Accordingly Pauley waved off Winston’s rigmarole concerning how he had to strip his imaginary van in order to provide his imaginary wife and kids imaginary emergency dental care, a tremendous personal sacrifice chosen after carefully considering other options including dipping into the mutual fund set aside for his son’s college education, etc., etc., and said, “How much?”
Horseknocker looked on aghast as Pauley grimly gave Winston fifteen dollars for a greasy transmission casing without its cover plate and a box of unlabeled gears and bearings. The purchase made, Pauley kicked the box under his bar stool and ordered another round of beers. Winston disappeared with the fifteen bucks instantly. Horseknocker looked morosely at the heap of parts. It seemed incredible that someone would steal them at all, much less need them for something, much less be capable of putting t
hem back together, much less pay money for them.

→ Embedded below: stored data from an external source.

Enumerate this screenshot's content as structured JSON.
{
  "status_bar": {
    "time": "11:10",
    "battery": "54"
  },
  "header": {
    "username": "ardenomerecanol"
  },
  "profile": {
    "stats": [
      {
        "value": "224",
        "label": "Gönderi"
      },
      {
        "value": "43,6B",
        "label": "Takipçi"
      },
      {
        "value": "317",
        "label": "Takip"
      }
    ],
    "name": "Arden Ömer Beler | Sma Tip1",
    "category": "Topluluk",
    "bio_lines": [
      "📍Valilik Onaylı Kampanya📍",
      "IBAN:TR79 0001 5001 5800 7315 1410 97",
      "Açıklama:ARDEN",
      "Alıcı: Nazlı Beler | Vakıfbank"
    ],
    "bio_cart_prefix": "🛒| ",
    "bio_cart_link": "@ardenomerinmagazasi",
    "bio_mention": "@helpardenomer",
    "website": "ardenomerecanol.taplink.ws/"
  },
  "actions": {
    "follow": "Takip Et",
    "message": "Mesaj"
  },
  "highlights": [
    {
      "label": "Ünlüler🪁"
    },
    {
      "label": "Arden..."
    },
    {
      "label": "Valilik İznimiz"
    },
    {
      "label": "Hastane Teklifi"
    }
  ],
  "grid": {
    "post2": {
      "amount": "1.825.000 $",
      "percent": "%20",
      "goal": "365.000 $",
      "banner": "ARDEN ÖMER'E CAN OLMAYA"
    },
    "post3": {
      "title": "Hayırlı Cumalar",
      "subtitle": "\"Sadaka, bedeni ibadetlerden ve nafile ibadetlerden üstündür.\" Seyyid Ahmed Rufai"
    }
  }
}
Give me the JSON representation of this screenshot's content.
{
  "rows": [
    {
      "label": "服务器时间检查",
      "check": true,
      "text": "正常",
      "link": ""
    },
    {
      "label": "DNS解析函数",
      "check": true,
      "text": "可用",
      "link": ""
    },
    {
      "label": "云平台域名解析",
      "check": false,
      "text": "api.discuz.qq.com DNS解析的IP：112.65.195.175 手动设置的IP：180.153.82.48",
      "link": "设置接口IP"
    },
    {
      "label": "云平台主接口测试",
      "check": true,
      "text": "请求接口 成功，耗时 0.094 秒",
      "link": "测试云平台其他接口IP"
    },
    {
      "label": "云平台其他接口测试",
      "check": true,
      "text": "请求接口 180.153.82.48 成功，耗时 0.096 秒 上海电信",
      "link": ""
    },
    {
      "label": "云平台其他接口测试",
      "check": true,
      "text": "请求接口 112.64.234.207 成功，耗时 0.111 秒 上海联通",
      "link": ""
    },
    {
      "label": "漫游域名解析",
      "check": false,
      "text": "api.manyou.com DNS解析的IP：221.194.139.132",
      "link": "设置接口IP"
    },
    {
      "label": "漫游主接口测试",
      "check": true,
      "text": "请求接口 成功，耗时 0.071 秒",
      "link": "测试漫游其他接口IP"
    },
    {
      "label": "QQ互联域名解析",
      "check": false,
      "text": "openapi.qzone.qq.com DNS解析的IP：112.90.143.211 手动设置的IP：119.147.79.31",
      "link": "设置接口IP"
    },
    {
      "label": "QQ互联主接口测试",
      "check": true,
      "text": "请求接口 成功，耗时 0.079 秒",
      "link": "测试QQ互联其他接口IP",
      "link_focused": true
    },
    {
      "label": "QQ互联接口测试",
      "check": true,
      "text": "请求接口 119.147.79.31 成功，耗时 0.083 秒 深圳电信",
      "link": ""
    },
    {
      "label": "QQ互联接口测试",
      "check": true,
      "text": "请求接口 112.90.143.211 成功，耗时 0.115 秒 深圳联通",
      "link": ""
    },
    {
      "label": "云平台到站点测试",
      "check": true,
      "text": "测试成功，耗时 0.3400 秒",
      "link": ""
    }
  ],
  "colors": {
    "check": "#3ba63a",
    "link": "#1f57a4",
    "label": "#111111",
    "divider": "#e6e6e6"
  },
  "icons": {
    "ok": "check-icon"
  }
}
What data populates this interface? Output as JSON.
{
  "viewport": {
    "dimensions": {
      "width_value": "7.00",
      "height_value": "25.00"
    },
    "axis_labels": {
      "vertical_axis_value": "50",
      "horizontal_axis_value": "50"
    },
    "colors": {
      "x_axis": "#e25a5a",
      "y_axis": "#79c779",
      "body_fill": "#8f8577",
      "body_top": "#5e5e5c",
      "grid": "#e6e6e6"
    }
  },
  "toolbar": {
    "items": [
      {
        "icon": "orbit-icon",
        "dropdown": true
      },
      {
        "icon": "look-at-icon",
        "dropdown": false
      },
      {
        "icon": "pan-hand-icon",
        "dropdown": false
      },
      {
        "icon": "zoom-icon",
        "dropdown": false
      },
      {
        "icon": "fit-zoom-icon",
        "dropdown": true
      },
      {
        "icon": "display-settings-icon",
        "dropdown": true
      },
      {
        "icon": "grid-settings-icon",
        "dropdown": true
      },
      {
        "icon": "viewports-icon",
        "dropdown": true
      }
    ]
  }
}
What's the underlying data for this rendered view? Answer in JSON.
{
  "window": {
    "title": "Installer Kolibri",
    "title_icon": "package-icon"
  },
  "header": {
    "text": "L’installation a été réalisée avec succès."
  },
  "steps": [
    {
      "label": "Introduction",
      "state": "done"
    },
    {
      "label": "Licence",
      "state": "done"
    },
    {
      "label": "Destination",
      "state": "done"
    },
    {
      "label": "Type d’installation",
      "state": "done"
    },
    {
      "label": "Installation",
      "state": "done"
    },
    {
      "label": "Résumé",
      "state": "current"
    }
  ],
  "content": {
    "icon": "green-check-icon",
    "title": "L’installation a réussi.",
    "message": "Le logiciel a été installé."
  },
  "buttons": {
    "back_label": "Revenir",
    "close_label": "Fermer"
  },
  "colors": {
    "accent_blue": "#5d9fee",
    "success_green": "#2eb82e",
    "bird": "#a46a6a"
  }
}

“Jesus Christ, Pauley,” he said. “You could have had my whole van for a hundred bucks. Why give the bread to that thief? Besides, didn’t you just buy a new truck? And another thing, Winston had no idea what year van that transmission came out of. How do you know that tranny’s going to fit into your rig? Can you tell what year a transmission is by looking at a pile of parts?”
Pauley couldn’t bring himself to explain to Horseknocker how he knew the transmission and its box of parts would fit exactly into his own Econoline. Nor that, as he handed Winston the money, he’d been assailed by a paranoiac awareness of the futility of any attempt to salvage the van. The transmission was only one of many things wrong with it. He dropped his next-to-last twenty onto the bar.
“Wait.” Jingles had reappeared. He climbed back on his stool, saying, “Wait. Here. First.” He fished a bottle in a brown paper sack out of the pocket of his tweed overcoat and held it beneath the bar to twist off its cap, which was at least as large as a shotglass. He poured an ostentatiously covert shot into the inverted cap, downed it, whisked the coaster off the top of his beer glass and chased it, finishing the beer at a gulp.
“This round’s on me,” he growled, pocketing the sipping sack with one hand, and laying some cash on the bar with the other. He pushed away Pauley’s twenty. “Crazy pay, baby.” He winked at Pauley. “Since you’re crazy enough to go to work every day, you oughta get some, too.”
“It’s a mixed up world,” Horseknocker said to his empty beer glass.
Jingles raised his hand. “Not too often, not too much. Don’t want the working classes to get uppity. But hey,” he twirled a forefinger around his ear and rolled his eyes, “crazy is crazy.”
“A small recompense seems only fair,” Max agreed sincerely.
The bar was filling up, and the noise had increased to a din, competing with the music for inaudibility.
“Jumpin with the lumpen: Yeah!” Jingles yelled. He slapped the bar with the flat of his hand.